Renni: Without a doubt – I buy the author and the character. There are a few times I’ve been disappointed
with a new lead character (by a favorite author) and I have not purchased a subsequent book in that series.
But, I’ve rarely been disappointed when purchasing a book with a favorite character by a favorite author,
I do it blindly and I don’t read the description beforehand.

Vicki: Do I read the description of books of authors I blindly buy? It depends on the author.

I blindly buy Jacqueline Winspear’s Maisie Dobbs books and Anne Perry’s William Monk books. I don’t tend to read the description because I already know those worlds and don’t want to spoil my anticipation.

Others, like John Scalzi, I usually read the description. Although he writes science fiction, sometimes it’s space opera (The Old Man’s War series), other times it’s realistic current science fiction, e.g. Locked In, and sometimes it’s pure humor, e.g. Red Shirts. I like to know which way he’s headed each time.
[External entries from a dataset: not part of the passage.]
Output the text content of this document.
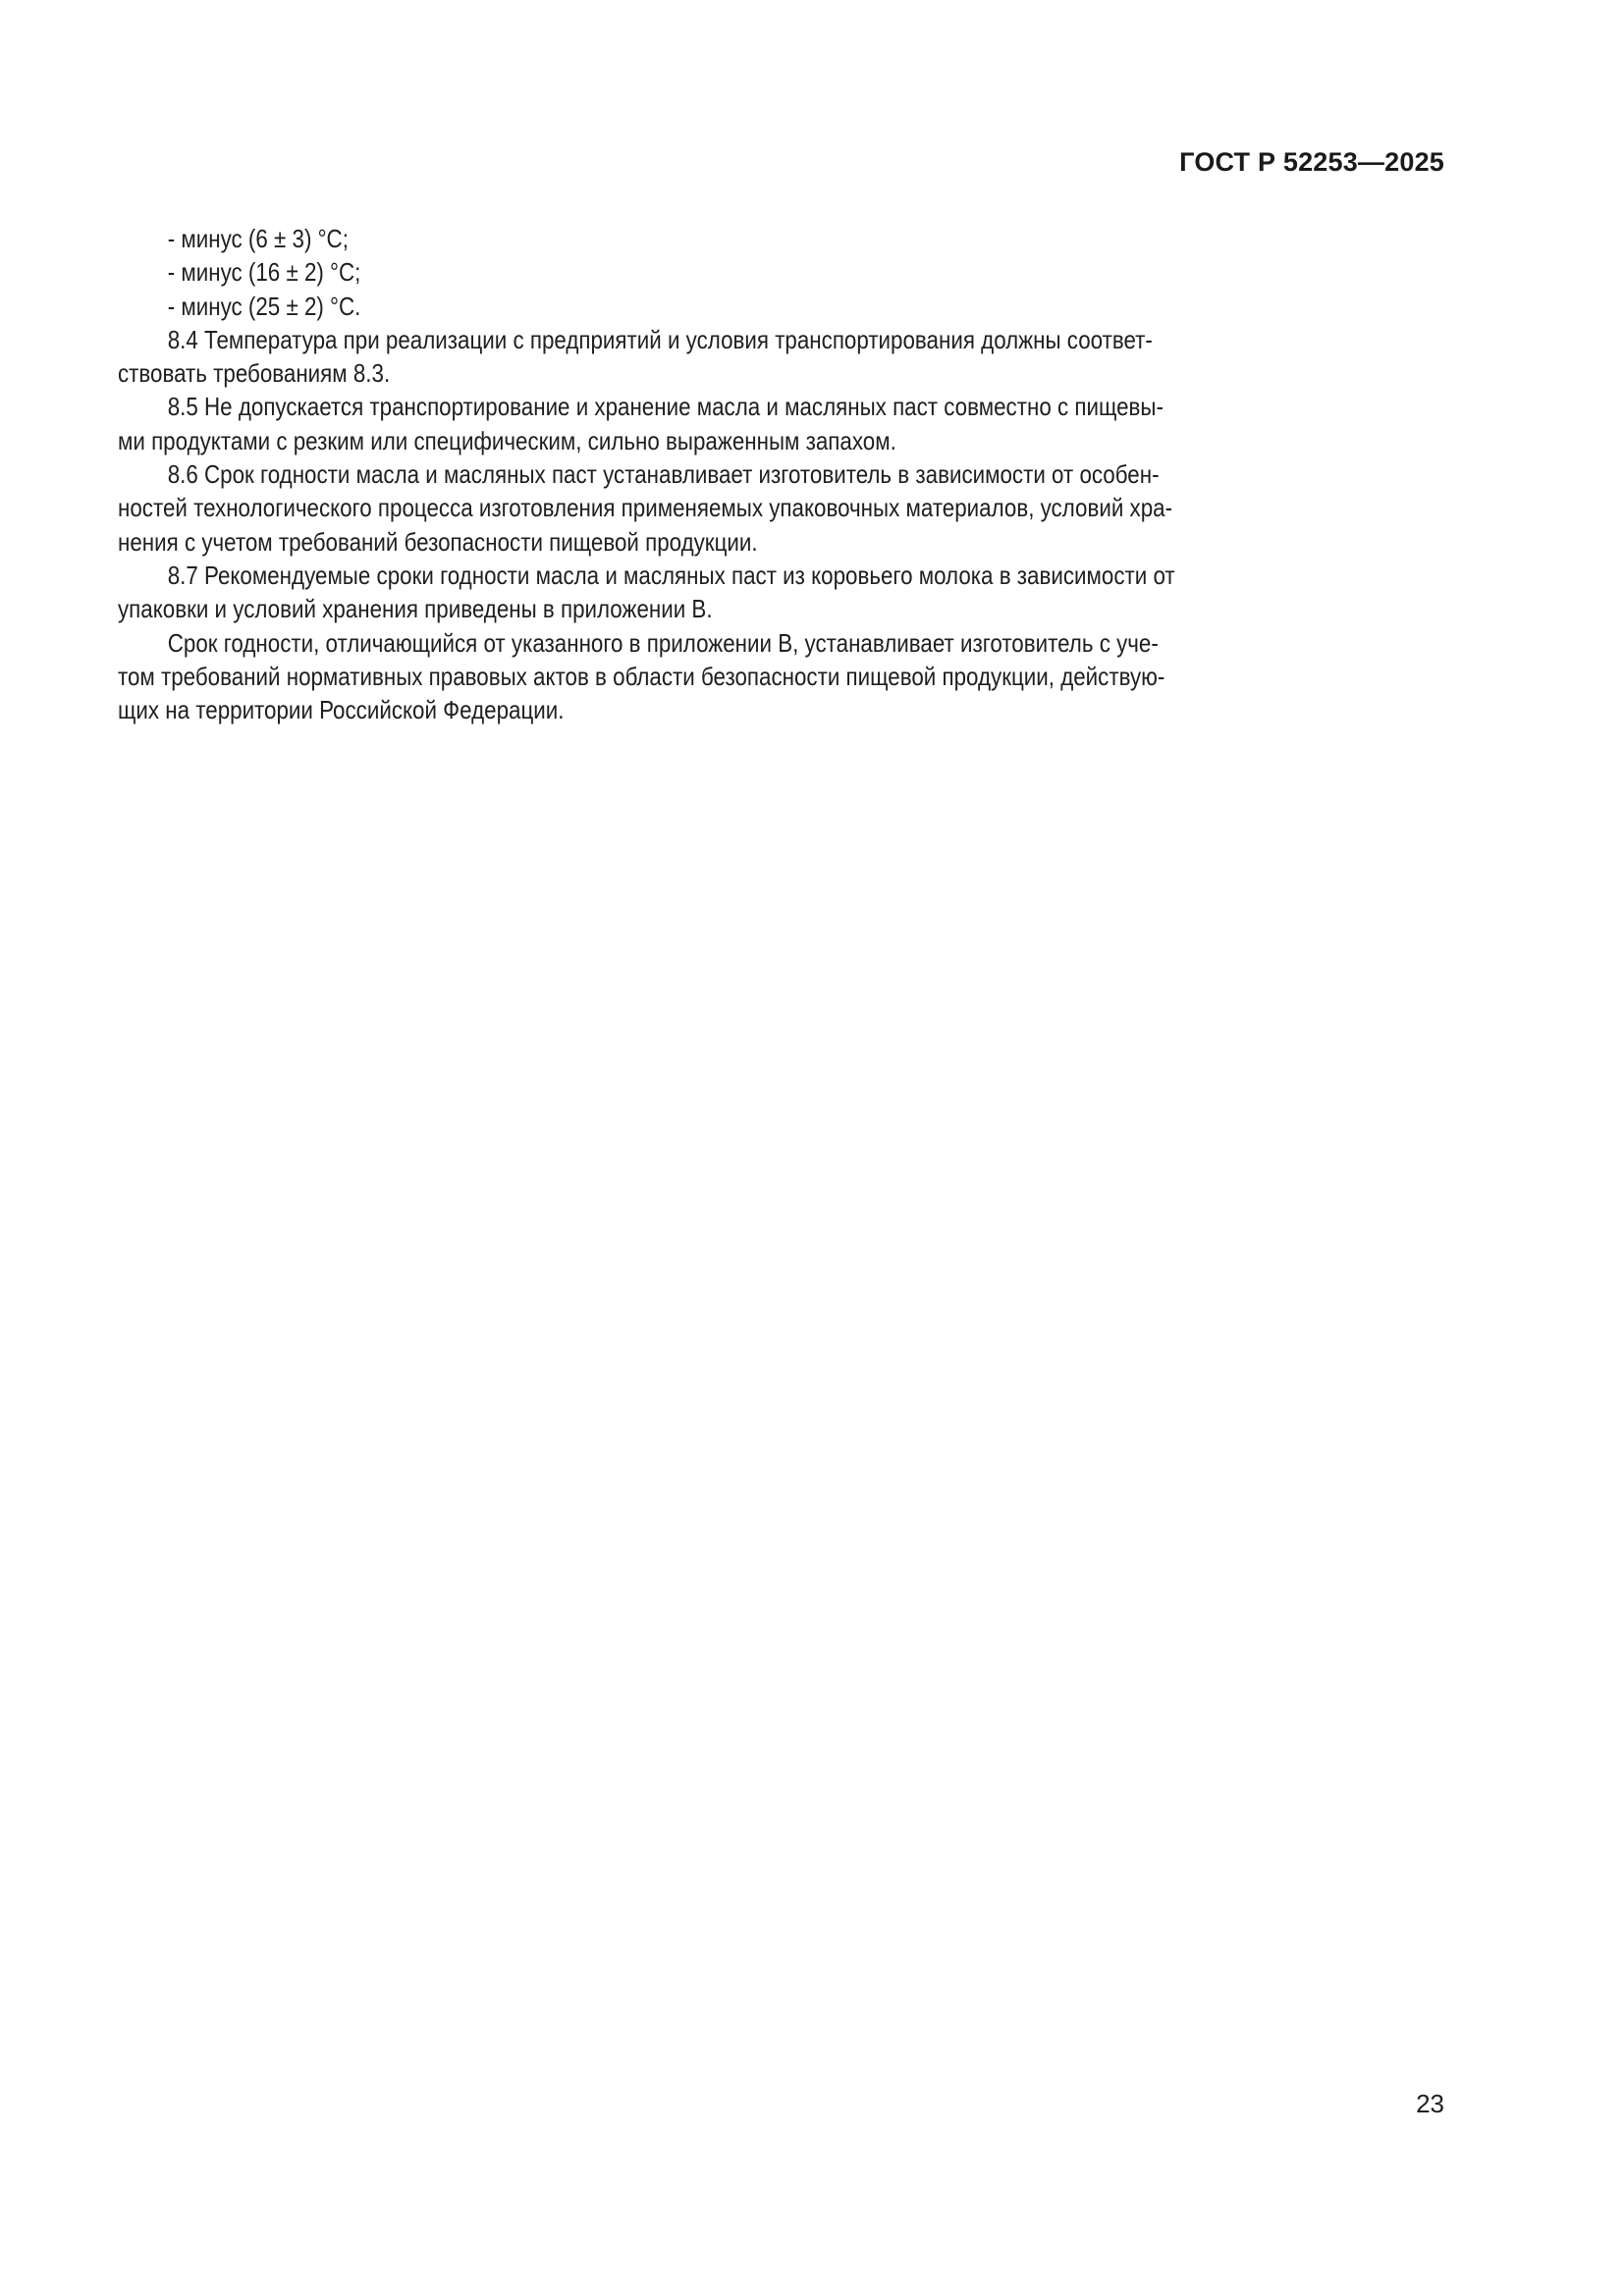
ГОСТ Р 52253—2025
- минус (6 ± 3) °С;
- минус (16 ± 2) °С;
- минус (25 ± 2) °С.
8.4 Температура при реализации с предприятий и условия транспортирования должны соответ-
ствовать требованиям 8.3.
8.5 Не допускается транспортирование и хранение масла и масляных паст совместно с пищевы-
ми продуктами с резким или специфическим, сильно выраженным запахом.
8.6 Срок годности масла и масляных паст устанавливает изготовитель в зависимости от особен-
ностей технологического процесса изготовления применяемых упаковочных материалов, условий хра-
нения с учетом требований безопасности пищевой продукции.
8.7 Рекомендуемые сроки годности масла и масляных паст из коровьего молока в зависимости от
упаковки и условий хранения приведены в приложении В.
Срок годности, отличающийся от указанного в приложении В, устанавливает изготовитель с уче-
том требований нормативных правовых актов в области безопасности пищевой продукции, действую-
щих на территории Российской Федерации.
23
With some authors I read the description because I’m waiting for the release and am excited to know what will happen – Nalini Singh’s Psy-Changling series falls into that category.

Of course there are those times when I don’t read the description, am immediately lost trying to understand the story, and go back to the book description to get a basic understanding of what is happening, like you mentioned. Of course that doesn’t always help, either. Cloud Atlas comes to mind there.

Mary: Do I read book descfiptions! I have to! I never remember titles. Usually could not tell you what I am listening to now, though I almost always do know which author. So I need to read the description before making a decision to purchase or borrow my next audiobook. As I write this it seems to me that having read the description gets me more comfortably into the story as well.

Order of Books » Newsletter » Reader Mailbag: Reading Descriptions of “Blindly Buy” Authors

2 Responses to “Reader Mailbag: Reading Descriptions of “Blindly Buy” Authors”

  1. Mimi: 2 years ago

    I keep a list of upcoming new books by author and download it as soon as it’s available. I think I’m going to be less faithful to my favourites because some of them to me seem to be writing just to fulfill a contract. Case in point: Dream Town by David Baldacci. Who do I see about a refund?


    • Graeme: 2 years ago

      You could contact wherever you purchased it from about a refund.